British and Welsh politician

Winifred Griffiths born Winifred Ritley (21 May 1895 – 10 September 1982) was a British and Welsh politician. She published her autobiography "One Woman's Story" in 1979. She wrote about the life of a clever girl who went into domestic service. Inspired by socialism she became an activist. Her husband became a minister but "she was clearly proud of her own" achievements.

== Life ==
Griffiths was born in Overton in Hampshire and she did exceptionally well at school leading the whole school in her results when she was fourteen. Her mother Rose (née Treacher) and her father William George Rutley had four children and her father was a paper mill worker and Methodist lay-preacher. Her earned thirty shillings a week so lack of funds, and as she later found out good advice, led to her leaving school. She tried to become a teacher by correspondence but she could not afford the text books. Her work was not intellectual, she worked at a gabardine factory and then in tailoring. She worked happily for four years in domestic service, but a chance view of a magazine changed her life. The article was by an economist and she became politically aware.

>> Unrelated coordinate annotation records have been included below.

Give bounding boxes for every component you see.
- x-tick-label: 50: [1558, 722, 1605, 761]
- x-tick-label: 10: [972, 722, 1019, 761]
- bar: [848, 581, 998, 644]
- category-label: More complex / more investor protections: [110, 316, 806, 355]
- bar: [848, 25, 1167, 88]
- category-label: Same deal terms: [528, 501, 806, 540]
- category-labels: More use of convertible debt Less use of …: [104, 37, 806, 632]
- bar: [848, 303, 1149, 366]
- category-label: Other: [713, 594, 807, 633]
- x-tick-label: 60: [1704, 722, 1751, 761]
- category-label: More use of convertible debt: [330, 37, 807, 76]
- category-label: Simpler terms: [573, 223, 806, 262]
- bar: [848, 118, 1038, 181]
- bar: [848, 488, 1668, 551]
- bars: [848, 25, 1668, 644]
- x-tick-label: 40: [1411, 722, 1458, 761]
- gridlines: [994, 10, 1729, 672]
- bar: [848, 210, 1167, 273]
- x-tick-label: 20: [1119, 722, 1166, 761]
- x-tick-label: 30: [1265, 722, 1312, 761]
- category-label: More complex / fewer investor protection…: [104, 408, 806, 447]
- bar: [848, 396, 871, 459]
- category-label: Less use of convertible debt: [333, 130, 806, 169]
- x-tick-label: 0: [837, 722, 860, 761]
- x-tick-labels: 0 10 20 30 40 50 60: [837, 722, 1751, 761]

She took an interest in socialism and she was advised to contact a Welsh politician named Jim Griffiths. She corresponded and she went to visit him in 1916 and by the end of the trip they had privately agreed to marry. The engagement lasted two years during which she left a good job to move closer to him. They married in October 1918 and they went to live in a friend's house in Ammanford. By the 1922 election she was addressing crowds in Llanelli on her socialist ideas.

Their fourth and last child was born in 1931 but they employed domestic help and this enabled Jim to further his political life and Winifred also followed her interests. She led the women's section of the local Labour Party, she was a magistrate, a district councillor and she served on the board of guardians.

Jim became an MP in 1936. During the war she volunteered to do social work organised by the Women's Voluntary Service. In 1945 Jim became Minister for National Insurance in the newly elected Labour government.

Griffiths started to publish her life story in 1974 and she completed her autobiography, "One Woman's Story", in 1979. Her biographer, Carol Jenkins, notes that she was proud of the "important part she played in her ... her husband's achievements, [but] she was clearly proud of her own."

She died in hospital in Teddington, having outlived her husband.

== Private life ==
She and Jim had four children, the last, Arthur, was born in 1931.